Drainage engineers from the Lanes West London depot have carried out the ‘no dig’ lining work to rehabilitate drains at the site of the new Tesla showroom and service centre in Reading, Berkshire.

A total of 30 remote structural repairs, also known as patch liners, were installed in the drains to repair a range of defects, including cracking and displaced pipe joints. Drains with diameters of 150mm, 225mm and 300mm were rehabilitated in this way.

Before

The pipe rehabilitation was an essential part of ground works that ensured drainage systems across the site were fit for purpose during the first phase of the construction programme.

Lanes, the UK’s largest independent drainage and wastewater specialist, carried out the patch lining work on behalf of architectural design agency Fresh Design.

Oliver Sandrove, Area Development Manager for the Lanes West London depot, said: “We were delighted to have been selected by Fresh Design to complete this important drain lining project.

“Lining defective underground pipes is far more sustainable, safer, cost-effective and faster to complete than excavating and replacing them with new ones and delivers an equally robust and long-lasting solution.

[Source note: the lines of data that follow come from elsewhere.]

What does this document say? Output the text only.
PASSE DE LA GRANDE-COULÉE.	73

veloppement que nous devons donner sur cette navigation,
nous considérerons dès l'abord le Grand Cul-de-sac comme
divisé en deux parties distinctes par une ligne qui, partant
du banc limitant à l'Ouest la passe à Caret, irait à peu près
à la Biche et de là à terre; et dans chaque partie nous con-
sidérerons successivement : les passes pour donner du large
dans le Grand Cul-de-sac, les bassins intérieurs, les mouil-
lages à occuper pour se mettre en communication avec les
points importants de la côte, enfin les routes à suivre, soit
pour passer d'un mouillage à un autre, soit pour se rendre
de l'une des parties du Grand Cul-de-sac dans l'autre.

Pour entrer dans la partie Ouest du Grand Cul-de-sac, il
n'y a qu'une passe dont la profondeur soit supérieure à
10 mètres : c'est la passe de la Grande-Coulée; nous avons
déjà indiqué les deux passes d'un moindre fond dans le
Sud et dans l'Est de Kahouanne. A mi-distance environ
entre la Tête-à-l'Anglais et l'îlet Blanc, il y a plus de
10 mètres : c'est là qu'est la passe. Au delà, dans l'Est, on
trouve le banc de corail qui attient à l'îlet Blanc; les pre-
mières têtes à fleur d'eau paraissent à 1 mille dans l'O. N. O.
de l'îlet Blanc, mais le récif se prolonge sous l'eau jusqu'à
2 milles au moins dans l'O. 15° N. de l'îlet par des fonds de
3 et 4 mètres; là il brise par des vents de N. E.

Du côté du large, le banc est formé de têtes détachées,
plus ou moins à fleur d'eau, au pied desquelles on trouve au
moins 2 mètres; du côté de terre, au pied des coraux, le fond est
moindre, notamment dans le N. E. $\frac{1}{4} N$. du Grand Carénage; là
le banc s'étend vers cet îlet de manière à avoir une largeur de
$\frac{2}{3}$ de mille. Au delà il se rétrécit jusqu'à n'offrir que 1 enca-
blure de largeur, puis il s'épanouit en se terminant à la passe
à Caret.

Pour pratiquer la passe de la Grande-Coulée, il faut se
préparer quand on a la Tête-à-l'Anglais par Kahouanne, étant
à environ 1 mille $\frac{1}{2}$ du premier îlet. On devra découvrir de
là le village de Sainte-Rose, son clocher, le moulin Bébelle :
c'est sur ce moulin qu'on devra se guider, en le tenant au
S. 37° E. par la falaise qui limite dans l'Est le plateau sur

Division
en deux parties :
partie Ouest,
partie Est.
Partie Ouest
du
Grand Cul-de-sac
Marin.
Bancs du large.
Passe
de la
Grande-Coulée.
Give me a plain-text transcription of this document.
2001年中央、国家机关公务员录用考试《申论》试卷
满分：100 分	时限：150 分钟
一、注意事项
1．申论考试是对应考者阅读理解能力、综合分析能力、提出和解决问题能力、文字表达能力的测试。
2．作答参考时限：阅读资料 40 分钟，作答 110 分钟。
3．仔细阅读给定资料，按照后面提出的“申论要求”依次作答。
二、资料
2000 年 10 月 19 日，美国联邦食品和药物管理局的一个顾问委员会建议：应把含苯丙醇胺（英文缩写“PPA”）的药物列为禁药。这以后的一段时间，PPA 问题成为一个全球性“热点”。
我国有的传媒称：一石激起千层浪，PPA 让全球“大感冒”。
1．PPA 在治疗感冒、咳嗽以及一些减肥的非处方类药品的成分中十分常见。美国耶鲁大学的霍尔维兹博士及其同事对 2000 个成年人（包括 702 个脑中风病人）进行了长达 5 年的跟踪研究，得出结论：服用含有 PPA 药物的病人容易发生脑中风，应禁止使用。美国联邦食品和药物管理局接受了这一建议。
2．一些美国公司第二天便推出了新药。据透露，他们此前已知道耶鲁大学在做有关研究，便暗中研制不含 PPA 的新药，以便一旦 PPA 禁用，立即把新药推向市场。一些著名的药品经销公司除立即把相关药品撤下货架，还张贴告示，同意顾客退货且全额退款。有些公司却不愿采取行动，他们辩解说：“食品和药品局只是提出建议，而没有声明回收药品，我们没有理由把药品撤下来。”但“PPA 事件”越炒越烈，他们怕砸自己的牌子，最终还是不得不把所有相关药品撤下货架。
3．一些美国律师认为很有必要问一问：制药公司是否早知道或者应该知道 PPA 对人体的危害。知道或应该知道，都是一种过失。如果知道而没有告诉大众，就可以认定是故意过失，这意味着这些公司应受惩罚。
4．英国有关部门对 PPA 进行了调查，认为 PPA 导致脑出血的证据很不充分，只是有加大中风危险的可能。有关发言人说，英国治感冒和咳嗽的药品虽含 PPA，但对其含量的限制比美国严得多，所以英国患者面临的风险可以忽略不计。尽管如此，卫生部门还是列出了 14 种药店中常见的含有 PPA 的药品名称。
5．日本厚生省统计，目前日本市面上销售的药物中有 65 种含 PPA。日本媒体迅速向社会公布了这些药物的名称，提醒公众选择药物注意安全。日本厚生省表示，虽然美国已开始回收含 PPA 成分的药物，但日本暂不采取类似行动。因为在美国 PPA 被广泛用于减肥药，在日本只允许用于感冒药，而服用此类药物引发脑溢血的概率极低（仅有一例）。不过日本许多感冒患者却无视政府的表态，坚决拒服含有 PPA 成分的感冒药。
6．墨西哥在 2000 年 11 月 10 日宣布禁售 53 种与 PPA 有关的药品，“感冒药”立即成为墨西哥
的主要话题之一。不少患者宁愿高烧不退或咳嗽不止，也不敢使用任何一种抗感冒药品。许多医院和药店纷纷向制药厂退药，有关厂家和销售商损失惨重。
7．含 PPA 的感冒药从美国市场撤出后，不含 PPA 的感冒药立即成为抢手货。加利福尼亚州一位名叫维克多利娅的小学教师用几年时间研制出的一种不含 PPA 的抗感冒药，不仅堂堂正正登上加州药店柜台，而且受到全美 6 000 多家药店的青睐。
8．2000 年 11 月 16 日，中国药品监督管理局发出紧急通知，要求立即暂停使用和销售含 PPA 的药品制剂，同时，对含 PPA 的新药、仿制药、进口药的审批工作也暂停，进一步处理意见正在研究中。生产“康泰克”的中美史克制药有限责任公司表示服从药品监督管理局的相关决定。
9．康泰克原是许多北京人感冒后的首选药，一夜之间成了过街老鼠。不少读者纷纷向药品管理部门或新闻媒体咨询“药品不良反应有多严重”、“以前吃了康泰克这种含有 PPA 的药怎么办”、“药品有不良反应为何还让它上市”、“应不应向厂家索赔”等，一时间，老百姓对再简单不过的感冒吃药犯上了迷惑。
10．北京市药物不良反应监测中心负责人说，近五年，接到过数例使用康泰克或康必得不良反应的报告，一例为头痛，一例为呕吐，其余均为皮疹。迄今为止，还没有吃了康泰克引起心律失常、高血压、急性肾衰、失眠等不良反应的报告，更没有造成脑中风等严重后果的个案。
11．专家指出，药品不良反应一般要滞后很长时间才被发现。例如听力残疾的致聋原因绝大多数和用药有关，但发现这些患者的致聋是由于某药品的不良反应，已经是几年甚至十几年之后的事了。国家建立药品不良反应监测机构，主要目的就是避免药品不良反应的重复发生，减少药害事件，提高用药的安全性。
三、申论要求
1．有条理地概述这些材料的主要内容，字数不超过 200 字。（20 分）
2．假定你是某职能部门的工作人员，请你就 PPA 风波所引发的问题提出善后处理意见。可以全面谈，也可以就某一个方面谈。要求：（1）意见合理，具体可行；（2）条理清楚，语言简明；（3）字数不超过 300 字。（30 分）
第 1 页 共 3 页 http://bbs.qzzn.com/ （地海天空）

“The movement of heavy vehicles over the site had contributed to the defects. The patch lined sections how have a design life of 50 years and our solution had the lowest possible carbon footprint.”

Patch lining uses cured in place pipe (CIPP) lining to refurbish and strengthen sections of pipe, usually up to 1.5 metres long.

A piece of glass-reinforced plastic fibre is impregnated with resin and then wrapped around an inflatable rubber packer to create a tube. The packer is guided to the defective section in the pipe on the end of a flexible rod, or pulled into place with a rope.

After

Once the packer is inflated with compressed air, it is left to cure in ambient temperature. The packer can then be withdrawn, leaving a new pipe-within-a-pipe in place.

Tesla is the fastest-growing car manufacturer in the world. Its vehicles are at the forefront of a transport revolution to reduce carbon emissions as a vital contribution to the effort to control human-influenced climate change.